Tunisie: Parution de l'étude prospective autour du projet moderniste

Publié le Mardi 22 Mai 2012 à 20:04
«Le projet moderniste a besoin de quatre conditions, importantes à sa réussite, la volonté de l’Etat, la volonté de l’élite, le mouvement national et finalement le rôle du mouvement syndical. Ce projet a déjà commencé avec Mohamed Ali EL Hammi et Taher Haddad. Ce sont eux qui ont donné la base du mouvement réformiste. L’originalité de ce projet réside dans le fait que c'est la société civile qui l’ait entrepris qui a une emprunte syndicale, qui doit être ancrée dans ses origines  », a dit en prélude Habib Guiza, président de l’association club Mohamed Ali de la Culture ouvrière, présentant le livre « Tunisie 2040 : Contribution au renouvellement du projet moderniste ».

Il ajoute : «  nous sommes avec le moderniste, nous ne sommes pas laïc…nous sommes séculiers et pas laïcs, nous sommes les petits-enfants d’Avéroès (Ibn Rochd). La Tunisie, sa langue est l’arabe, l’islam sa religion et son approche est la modernité », tout en précisant que la notion de modernité est plurielle et diversifiée qui appelle à tout développer, tout décortiquer. 

Cette étude prospective réalisée par un groupe d’experts en économie, en droit, en sciences sociales, en histoire, en environnement, et d’autres encore, a démarré en  janvier 2009. Dans l’introduction de l’ouvrage présenté cet après-midi à Tunis, l’expert en relations internationales, Ahmed Ounaïes rappelle que le travail devait durer entre 12 et 14 mois, mais la révolution qui a éclaté en décembre 2010 avait changé le contexte. «Cet évènement n’a, en rien changé, l’âme de ce travail. Il a mis à l’épreuve la pertinence des principes arrêtés et les a confirmés, à savoir : l’existence d’une impasse, le sentiment de déception et l’absence de perspectives », peut-on lire. 

Selon Ahmed Ounaïes, la Tunisie vivait une période de stagnation et de dégénérescence dont était coupable le régime en place. « Les mouvements sociaux qui voyaient le jour témoignaient de la fragilité politique et du déséquilibre régional  qui régnait ». Il a évoqué le soulèvement des habitants du bassin minier de Gafsa en 2008, celui de Ben Guerdane en août 2009, jusqu’à la réélection pour un 5ème mandat de Ben Ali, provoquant le ras-le-bol général en décembre de la même année, et qui a provoqué la chute du régime.  
 
Et Habib Guiza d’ajouter que le travail de prospection a été étayé par l’organisation de trois universités d’été et 20 conférences, faisant participer la société civile, pour renforcer le contenu et collecter le plus d’idées possibles. 

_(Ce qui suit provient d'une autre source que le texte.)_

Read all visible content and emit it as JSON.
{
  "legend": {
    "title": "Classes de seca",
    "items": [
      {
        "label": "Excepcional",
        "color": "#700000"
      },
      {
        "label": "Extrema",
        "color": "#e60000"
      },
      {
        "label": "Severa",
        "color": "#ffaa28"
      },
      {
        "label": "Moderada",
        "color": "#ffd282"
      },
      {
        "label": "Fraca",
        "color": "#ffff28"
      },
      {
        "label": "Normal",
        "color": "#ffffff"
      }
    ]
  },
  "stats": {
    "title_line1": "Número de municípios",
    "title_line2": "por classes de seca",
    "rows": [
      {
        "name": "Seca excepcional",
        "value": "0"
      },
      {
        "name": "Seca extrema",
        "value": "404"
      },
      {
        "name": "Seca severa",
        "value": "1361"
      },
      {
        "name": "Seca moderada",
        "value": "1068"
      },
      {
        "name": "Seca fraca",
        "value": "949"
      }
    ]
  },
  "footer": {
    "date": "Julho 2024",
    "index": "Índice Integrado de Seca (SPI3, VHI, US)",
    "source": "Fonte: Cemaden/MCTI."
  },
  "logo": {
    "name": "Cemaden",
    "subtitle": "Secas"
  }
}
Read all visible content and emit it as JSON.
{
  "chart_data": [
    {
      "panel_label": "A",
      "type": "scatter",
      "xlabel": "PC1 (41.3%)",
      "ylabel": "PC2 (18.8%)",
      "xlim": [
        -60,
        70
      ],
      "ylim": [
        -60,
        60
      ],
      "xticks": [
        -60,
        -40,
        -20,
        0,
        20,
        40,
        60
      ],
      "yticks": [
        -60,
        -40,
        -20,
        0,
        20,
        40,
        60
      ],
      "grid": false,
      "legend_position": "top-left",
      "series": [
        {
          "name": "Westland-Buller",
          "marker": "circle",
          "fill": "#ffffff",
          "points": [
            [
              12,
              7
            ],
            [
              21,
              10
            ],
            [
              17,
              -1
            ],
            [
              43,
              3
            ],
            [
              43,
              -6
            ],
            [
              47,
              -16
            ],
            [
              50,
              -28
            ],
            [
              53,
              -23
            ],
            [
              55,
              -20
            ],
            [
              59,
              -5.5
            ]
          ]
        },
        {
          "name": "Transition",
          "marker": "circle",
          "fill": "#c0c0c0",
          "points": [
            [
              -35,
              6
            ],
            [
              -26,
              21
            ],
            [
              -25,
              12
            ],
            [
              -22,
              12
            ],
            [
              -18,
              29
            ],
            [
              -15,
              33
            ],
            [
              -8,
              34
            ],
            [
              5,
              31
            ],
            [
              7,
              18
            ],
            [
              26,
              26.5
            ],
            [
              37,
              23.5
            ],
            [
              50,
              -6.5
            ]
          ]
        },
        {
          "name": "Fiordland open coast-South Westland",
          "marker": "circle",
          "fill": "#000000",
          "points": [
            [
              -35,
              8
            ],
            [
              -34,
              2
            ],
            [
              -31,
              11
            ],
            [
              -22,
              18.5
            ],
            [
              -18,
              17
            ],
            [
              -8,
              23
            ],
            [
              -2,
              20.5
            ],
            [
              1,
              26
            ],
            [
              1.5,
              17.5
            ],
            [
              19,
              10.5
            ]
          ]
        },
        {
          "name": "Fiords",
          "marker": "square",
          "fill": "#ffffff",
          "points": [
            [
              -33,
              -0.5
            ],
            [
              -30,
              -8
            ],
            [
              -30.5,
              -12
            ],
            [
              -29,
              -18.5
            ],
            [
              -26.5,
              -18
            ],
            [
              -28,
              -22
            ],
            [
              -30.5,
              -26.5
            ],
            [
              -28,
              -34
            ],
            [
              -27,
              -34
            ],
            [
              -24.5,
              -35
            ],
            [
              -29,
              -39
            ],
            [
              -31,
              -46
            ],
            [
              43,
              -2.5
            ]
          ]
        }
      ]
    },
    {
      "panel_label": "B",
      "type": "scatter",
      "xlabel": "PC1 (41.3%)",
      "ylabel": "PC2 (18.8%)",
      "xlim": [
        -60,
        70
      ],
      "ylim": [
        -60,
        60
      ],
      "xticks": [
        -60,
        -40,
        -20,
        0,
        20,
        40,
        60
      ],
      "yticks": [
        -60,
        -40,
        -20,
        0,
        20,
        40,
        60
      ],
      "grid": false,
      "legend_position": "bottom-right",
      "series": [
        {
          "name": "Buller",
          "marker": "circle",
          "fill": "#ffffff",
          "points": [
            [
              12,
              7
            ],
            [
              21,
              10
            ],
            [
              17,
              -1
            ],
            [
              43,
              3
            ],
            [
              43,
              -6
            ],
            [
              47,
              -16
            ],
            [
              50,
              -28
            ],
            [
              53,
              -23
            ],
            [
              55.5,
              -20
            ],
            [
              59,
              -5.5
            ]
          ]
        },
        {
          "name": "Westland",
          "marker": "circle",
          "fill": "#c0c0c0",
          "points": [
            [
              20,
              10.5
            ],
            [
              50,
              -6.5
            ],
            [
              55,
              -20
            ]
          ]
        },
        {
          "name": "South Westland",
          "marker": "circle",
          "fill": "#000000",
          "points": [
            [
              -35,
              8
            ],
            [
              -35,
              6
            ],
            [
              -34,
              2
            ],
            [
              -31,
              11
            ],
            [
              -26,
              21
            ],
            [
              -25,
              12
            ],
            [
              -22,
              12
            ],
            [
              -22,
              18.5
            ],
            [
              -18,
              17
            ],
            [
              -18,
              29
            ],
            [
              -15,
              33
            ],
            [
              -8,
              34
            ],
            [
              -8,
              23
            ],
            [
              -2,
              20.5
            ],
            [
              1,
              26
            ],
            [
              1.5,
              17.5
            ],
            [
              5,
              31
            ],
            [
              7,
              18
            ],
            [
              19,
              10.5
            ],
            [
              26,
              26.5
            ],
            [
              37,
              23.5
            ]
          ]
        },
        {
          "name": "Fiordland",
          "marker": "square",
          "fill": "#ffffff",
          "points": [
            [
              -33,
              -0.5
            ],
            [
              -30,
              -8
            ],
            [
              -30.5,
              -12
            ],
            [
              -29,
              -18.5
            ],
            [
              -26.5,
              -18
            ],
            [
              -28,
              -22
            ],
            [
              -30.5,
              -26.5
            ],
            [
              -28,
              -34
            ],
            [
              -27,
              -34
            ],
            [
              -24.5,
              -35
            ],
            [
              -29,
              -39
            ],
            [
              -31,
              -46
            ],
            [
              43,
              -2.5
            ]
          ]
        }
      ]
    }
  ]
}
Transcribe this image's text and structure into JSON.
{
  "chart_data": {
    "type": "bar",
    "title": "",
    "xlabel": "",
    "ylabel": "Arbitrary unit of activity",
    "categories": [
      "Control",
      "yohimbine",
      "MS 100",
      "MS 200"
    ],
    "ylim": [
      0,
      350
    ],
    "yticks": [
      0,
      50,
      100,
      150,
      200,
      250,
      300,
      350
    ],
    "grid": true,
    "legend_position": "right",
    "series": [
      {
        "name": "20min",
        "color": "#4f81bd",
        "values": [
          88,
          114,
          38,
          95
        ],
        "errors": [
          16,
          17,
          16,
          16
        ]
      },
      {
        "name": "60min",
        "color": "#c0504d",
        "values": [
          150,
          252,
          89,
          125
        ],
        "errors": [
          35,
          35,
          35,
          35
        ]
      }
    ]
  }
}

Le sociologue Abdelkader Zghal a pour sa part parlé de son expérience au sein du projet. Il a expliqué que le projet  était au départ, adressé à la société civile et non pas à l’Etat. « Comment ceci a-t-il germé ? En 2004, nous étions avec des intellectuels assis à la terrasse d’un café, et nous avions vu flâner des jeunes femmes voilées. Nous nous sommes alors interrogés sur l’existence d’outils pour étudier ce phénomène qui, selon nous, allait caractériser les 20 années prochaines années. En effet il n’existait pas d’outils ». 

Le projet s’est penché sur certains concepts, parmi lesquels la laïcité. «Nous avons essayé de comprendre ce qu’elle signifiait. Nous avons trouvé qu’elle allait de pair avec le concept de citoyenneté, et ce partout dans les pays qui la prônent. Il n’existe de laïcité sans citoyenneté. Et dans toutes les recherches, il n’existe pas d’études approfondies sur le concept de citoyenneté.
 
Par ailleurs, "dans l’imaginaire collectif, la Tunisie est constituée de deux pôles. Un pôle islamiste et un pôle moderniste. Ceci est dans l’imaginaire principalement français. Or, le régime tunisien se rapproche plus des sociétés protestantes que catholiques », a-t-il dit.
 
D’après l’économiste Mahmoud Ben Romdhane, le projet a abordé la modernité dans sa globalité et dans tous les domaines, sans en dissocier la religion, et surtout la culture. « Le projet parle du rôle moderniste de l’expérience tunisienne dans la culture et l’essoufflement de celle-ci en Tunisie. Mais aussi de la modernisation des institutions administratives qui est le fondement du développement ».  Il a enfin rappelé que la Tunisie est spécifique et particulière.

Ce livre coréalisé par le Mepi, le Cemaref, l’Institut Français de Coopération et l’association Friedrich Ebert Stiftung est proposé à la vente au prix de 25 dinars.